Data Justice Stories of 2018

Picture of Data Justice Project

Data Justice Project

This year was an important one for our project, having kicked off in the first quarter of 2018 with a lot of eagerness and enthusiasm. We’re equally raring to go in 2019, but before we do, we want to share some important stories from the past year that will inform our thinking in the next.

  • The year started with the Strava fitness app publishing de-identified maps of global running patterns, which inadvertently revealed the location of military bases in active conflict zones. Pointing both to the overlap between sectors and that emergent data visualisation can still have very real effects on an individual level, we have to think about a new type of unintended consequence.
  • Foreign Policy reported on a Chinese start-up’s deal with the Zimbabwean government to provide it with a facial recognition system. ‘By gaining access to a population with a racial mix far different from China’s, CloudWalk will be better able to train racial biases out of its facial recognition systems—a problem that has beleaguered facial recognition companies around the world and which could give China a vital edge’. These developments demand a global perspective on data and justice.
  • The ID story has surfaced in many versions during 2018. It’s important for humanitarian organisations to know who they are protecting so they can serve their needs and keep them safe. However, ID (and particularly biometric ID) is a new risk for people fleeing violence. ‘Is collecting biometric data always in the best interests of refugees themselves? And if not, should the data be collected in the first place?’
  • The tension between digital ID’s function as a way to serve and represent people, versus its potential to discipline and exclude, is an important issue for data justice. This year’s judgement on the Aadhaar ID system from India’s Supreme Court demonstrated two opposing points of view: digital ID can be an important tool in ensuring welfare goes to the poor, but is also an unparalleled tool for profiling.
  • 23andMe’s announcement that they would begin sharing users’ genome data with the pharmaceutical company GlaxoSmithKline for ‘research and development of innovative new medicines and potential cures’ was a stark, uncomfortable reminder that users of these services are, in fact, both the customer and the product.
  • 2018 was the year that tech employees revolted. ‘We cannot avert our eyes from the human cost of our business,’ one Amazon worker wrote. Is worker resistance going to become one of the ways we think about justice in relation to data technologies?
  • The unseen labor of artificial intelligence is one of the most important stories of our times. When the poor from the Global South are involved in creating training data, debates on data and justice are especially critical. We look forward to informed discussions on platform labor and data justice over the coming year.
  • Ann Cavoukian, the ex-privacy commissioner of Ontario, resigned from the board of Sidewalk Labs, arguably the world’s largest smart-city experiment and backed by Google’s parent company Alphabet. Privacy-by-design had failed. This is concerning because in response to residents’ data protection concerns, the business model for the project is explicitly built around policy mobility, where ‘solutions’ can be exported globally.
  • Ah, the tech stock ‘correction’. In late 2018 the world’s richest companies have looked like less of a sure bet for investors, mainly because of their monopolistic practices, their disregard for users’ best interests, and the fact that the EU, and possibly at last the US, are planning to regulate them in ways that are actually noticeable.

About the project

Places and populations that were previously digitally invisible are now part of a ‘data revolution’ that is being hailed as a transformative tool for human and economic development. Yet this unprecedented expansion of the power to digitally monitor, sort, and intervene is not well connected to the idea of social justice, nor is there a clear concept of how broader access to the benefits of data technologies can be achieved without amplifying misrepresentation, discrimination, and power asymmetries.

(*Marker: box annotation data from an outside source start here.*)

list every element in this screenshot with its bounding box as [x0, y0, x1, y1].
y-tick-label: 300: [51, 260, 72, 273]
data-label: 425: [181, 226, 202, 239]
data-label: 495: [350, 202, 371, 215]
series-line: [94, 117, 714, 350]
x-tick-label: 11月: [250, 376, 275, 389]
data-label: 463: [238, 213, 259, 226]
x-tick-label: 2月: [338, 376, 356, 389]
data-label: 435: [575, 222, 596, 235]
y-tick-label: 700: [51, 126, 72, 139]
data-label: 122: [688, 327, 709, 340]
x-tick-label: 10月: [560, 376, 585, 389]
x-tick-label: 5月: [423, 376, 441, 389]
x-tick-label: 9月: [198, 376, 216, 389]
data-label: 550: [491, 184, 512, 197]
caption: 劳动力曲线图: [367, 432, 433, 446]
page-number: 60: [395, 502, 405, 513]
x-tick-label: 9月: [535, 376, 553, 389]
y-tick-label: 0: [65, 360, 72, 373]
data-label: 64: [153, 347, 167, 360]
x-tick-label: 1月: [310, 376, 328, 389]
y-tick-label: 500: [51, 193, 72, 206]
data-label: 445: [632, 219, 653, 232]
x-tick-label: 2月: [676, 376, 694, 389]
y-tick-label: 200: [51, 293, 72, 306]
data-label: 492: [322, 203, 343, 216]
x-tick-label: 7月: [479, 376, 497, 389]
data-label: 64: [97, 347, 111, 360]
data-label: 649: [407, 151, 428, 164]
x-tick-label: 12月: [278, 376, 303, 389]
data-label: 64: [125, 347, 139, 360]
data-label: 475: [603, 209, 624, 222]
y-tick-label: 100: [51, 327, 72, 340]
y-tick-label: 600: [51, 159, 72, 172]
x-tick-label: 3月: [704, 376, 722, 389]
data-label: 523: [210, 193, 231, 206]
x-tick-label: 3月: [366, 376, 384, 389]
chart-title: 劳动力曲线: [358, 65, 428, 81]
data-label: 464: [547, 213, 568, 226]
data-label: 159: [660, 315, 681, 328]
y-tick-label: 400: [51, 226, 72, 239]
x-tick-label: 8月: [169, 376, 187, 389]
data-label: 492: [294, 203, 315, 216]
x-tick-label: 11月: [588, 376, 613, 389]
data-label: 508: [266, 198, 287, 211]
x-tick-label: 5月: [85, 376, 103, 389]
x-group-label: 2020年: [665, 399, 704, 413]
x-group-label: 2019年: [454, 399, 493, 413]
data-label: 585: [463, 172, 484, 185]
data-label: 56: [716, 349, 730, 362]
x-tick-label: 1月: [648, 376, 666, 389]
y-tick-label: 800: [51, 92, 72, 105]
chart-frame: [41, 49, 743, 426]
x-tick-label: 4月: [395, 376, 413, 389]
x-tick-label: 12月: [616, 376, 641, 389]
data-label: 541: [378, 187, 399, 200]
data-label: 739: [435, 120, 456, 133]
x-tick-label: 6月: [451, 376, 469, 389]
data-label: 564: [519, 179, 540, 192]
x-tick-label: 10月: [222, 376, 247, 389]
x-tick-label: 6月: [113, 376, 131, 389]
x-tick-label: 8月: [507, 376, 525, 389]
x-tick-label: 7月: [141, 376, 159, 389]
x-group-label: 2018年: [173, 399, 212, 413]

We therefore need a new framework for data justice integrating data privacy, non-discrimination, and non-use of data technologies into the same framework as positive freedoms such as representation and access to data. This project will research the lived experience of data technologies in high- and low-income countries worldwide, seeking to understand people’s basic needs with regard to these technologies. We will also seek the perspectives of civil society organisations, technology companies, and policymakers.